The Architecture the Trials Actually Support
Here's the part of the literature that gets less airtime. Go back to that NEJM AI trial (Lukac and colleagues, the same paper) and look at what the winning arm actually was. Both arms used the same workflow: the scribe drafts, the physician reviews and edits before signing. The draft was never consumed raw in either arm. Same trial, same workflow expectations, two products, one significant reduction and one null result. The lesson isn't that ambient scribes work or don't. It's that the architecture behind the draft, and the review it has to survive, decide whether the category delivers. The draft alone isn't the product. The draft plus a disciplined way to check it is.
That distinction matters when you read study designs, too. In the Frontiers hallucination study, the hallucination detection was performed by human reviewers as part of the research protocol. Detection was the study's method. It wasn't the product's feature. When you evaluate a scribe, ask which one you're getting.
How We Build for Time-to-Signed-Note
Scribeable's answer to all of this is an architecture choice we made early: two passes, not one. A first pass drafts the note. A separate second pass verifies it against what was actually captured, and when something is ambiguous, it asks you a clarification question instead of guessing. That interruption is deliberate. A guess that reads smoothly is exactly the failure mode the hallucination literature describes.

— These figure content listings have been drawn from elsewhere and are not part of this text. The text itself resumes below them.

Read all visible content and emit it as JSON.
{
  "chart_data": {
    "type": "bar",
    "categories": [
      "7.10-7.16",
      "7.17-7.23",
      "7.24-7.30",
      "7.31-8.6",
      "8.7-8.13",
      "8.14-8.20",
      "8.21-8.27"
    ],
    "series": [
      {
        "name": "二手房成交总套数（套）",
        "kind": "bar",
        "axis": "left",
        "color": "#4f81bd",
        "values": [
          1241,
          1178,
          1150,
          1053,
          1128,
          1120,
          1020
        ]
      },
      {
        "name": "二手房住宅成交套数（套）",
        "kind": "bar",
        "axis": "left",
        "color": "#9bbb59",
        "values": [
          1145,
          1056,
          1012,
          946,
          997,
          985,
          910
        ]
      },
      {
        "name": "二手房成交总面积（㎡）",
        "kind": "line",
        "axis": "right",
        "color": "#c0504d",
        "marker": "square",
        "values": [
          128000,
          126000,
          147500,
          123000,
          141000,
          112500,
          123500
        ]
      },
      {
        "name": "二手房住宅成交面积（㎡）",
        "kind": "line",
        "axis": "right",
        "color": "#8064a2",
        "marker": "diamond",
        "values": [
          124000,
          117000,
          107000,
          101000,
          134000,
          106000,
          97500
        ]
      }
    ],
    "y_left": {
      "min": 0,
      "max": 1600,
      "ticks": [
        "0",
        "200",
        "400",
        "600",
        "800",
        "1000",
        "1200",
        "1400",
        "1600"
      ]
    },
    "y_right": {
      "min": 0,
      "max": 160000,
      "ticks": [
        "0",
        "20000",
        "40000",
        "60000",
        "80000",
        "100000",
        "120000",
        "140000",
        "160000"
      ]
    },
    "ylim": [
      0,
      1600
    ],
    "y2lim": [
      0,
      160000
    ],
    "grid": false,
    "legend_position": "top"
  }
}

- Unsupported statements get flagged. Recommendations in the plan that aren't tied to anything in the encounter are marked, with an integrity banner on the note, so your eye goes to the sentences that need it most.
- Structured data is traceable. Labs, vitals, and medications in the note are highlighted back to their sources, so verifying a value means glancing, not hunting.
- Calculations are code, not vibes. 236 clinical calculators are scored deterministically in code and validated against regression tests, because a risk score should never be a language model's recollection.
And the honest scope, because this article would be hypocrisy without it: our unsupported-statement flagging is a deterministic safety net. It catches recommendations with no grounding in the encounter. It is not semantic hallucination detection, no product I'm aware of has credibly solved that, and per the scoping review above there isn't even an agreed way to measure it yet. You still read your note before you sign it. The goal of the design is to make that read fast and focused, not to pretend it away.
The Tradeoffs, Stated Plainly
- A verification pass takes longer than a single generation pass. We spend more compute and more seconds per note than a draft-only pipeline would. That's the cost of the design, and we think the evidence supports paying it.
- Clarification questions interrupt you. Sometimes the model asks when you'd rather it had guessed. We chose the interruption over the silent guess, and not everyone will prefer that.
- No independent, standardized hallucination benchmark exists for us either. The measurement critique in the scoping review applies to every vendor in this market, including this one. What we can show you is the mechanism, in the product, on your own notes.
Questions to Ask Any Vendor, Including Us
- What is your hallucination rate, measured how, and verified by whom?
- Does the product itself flag unsupported statements, or did human reviewers do that in your study?
- What happens when the model isn't sure: does it ask, or does it guess?
- What is your time-to-signed-note, not your time-to-draft?
- Show me the verification workflow, not the generation demo.
You can compare how we stack up against the enterprise products on the Abridge, Nuance DAX / Dragon Copilot, and Suki comparison pages, where every competitor claim is sourced and dated. Or skip the reading and test the mechanism directly: the trial is 14 days or 15 notes, no card, and pricing is published at $39 to $79 a month.
The market sells time-to-draft. The research, the payers, and your own evenings are all pricing time-to-signed-note. A note isn't done when it's generated. It's done when you'd stake your signature on it.